Второй, рослый парень с косо подстриженной - левая сторона длиннее правой - бородой в зеленом пуловере-самовязе, попросил продать ему джазовые пластинки, "молодежную одежду" и американские сигареты.
- Извините, ничего не продаю. - Я отделался и от него, с той только разницей, что зеленый пуловер тащился следом за мной вдоль канала еще целый километр. Я припустился бежать. Но, оглянувшись, увидел, что он уже отвязался. Спал я плохо - за окном за полночь было также светло, как днем, - и утром навел справки: не могу ли я сегодня же улететь в Хельсинки. Мне сообщили, что на ближайшую неделю места на всех рейсах раскуплены. И я вернулся в Москву днем раньше, чем предполагал, преимущественно для того, чтобы хорошенько осмотреть Музей Достоевского.

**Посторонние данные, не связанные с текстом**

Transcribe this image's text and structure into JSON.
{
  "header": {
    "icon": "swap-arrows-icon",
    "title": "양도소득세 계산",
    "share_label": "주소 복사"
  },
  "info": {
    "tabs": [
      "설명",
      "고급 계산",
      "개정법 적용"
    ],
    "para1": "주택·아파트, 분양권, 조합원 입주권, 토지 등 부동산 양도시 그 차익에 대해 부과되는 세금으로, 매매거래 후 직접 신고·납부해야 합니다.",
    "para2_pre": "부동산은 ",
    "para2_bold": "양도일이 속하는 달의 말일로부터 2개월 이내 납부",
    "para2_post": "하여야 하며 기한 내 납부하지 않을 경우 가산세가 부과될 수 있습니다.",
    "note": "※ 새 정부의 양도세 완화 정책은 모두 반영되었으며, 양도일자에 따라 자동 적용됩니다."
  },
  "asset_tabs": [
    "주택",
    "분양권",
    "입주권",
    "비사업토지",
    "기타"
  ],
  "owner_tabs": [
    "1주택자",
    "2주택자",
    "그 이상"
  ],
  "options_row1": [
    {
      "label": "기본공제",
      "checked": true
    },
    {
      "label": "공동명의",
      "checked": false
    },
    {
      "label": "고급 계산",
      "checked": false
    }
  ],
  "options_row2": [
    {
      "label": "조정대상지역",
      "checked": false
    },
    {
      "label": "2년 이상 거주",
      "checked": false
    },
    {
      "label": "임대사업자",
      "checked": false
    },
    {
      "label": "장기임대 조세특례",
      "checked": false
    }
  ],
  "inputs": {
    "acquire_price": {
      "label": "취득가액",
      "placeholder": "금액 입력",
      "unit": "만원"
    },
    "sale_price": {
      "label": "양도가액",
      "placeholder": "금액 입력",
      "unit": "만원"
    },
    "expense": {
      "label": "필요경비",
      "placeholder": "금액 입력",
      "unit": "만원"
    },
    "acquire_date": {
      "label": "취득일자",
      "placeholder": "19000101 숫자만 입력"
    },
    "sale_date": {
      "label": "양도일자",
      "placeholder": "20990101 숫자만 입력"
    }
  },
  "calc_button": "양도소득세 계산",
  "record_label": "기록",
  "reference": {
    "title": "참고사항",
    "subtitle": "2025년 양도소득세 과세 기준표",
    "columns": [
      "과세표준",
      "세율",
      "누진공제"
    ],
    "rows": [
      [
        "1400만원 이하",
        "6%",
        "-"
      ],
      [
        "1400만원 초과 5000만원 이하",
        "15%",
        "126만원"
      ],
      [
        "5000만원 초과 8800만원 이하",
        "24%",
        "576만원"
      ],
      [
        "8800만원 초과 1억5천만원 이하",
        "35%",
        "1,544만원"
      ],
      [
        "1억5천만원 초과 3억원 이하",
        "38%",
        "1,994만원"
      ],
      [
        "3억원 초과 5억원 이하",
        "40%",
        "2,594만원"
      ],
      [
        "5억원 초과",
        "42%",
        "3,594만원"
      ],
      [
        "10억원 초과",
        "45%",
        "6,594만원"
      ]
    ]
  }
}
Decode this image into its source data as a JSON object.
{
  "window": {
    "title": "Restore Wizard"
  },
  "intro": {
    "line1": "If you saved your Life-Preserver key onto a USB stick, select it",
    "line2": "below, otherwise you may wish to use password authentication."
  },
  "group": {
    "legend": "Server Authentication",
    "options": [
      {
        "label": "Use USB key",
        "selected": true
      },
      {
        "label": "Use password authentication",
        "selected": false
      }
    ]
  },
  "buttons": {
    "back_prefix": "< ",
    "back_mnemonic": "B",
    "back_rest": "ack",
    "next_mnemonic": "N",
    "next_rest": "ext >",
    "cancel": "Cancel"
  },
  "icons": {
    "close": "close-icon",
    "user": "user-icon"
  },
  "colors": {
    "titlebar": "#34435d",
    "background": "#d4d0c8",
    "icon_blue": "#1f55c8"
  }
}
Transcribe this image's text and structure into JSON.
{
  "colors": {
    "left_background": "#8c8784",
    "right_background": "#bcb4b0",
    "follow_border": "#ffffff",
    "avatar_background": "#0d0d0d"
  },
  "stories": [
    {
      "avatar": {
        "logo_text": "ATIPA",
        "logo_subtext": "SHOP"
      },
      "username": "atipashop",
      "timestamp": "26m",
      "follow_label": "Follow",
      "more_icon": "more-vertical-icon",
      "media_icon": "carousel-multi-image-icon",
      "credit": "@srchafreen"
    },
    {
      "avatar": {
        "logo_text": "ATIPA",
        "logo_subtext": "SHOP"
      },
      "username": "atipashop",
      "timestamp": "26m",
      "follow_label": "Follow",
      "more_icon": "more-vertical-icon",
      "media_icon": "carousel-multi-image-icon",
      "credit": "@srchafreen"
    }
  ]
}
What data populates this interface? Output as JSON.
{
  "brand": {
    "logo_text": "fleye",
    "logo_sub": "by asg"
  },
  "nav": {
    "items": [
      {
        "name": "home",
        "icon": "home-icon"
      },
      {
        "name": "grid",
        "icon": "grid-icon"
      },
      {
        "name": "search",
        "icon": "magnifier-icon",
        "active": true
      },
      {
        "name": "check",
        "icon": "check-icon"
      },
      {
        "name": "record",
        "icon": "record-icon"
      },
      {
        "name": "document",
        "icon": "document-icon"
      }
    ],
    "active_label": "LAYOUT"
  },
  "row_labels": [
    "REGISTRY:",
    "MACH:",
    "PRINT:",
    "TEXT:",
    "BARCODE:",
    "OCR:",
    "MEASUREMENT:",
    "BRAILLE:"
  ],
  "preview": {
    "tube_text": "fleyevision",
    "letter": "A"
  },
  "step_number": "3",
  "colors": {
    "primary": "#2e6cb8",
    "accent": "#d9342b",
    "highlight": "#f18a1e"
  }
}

Левитанский не покидал мои мысли. Что он за писатель? Я прочитал три рассказа из предназначенных для печати восемнадцати. Что, если он показал мне лучшие, а остальные были так себе или вроде того? Стоит ли идти на риск ради такой книги? Я подумал: для душевного спокойствия лучше и думать позабыть о Левитанском. Перед отъездом из "Астории" мне передали длинное письмо от Лиллиан, переправленное из Москвы, судя по всему, она написала его до того, как получила мое. Жениться ли на Лиллиан? Хватит ли у меня решимости? Пронзительно зазвонил телефон, однако, когда я снял трубку, никто не ответил. В самолете по дороге в Москву мне все казалось, что наш самолет вот-вот упадет: наверняка далеко не обо всех катастрофах сообщают.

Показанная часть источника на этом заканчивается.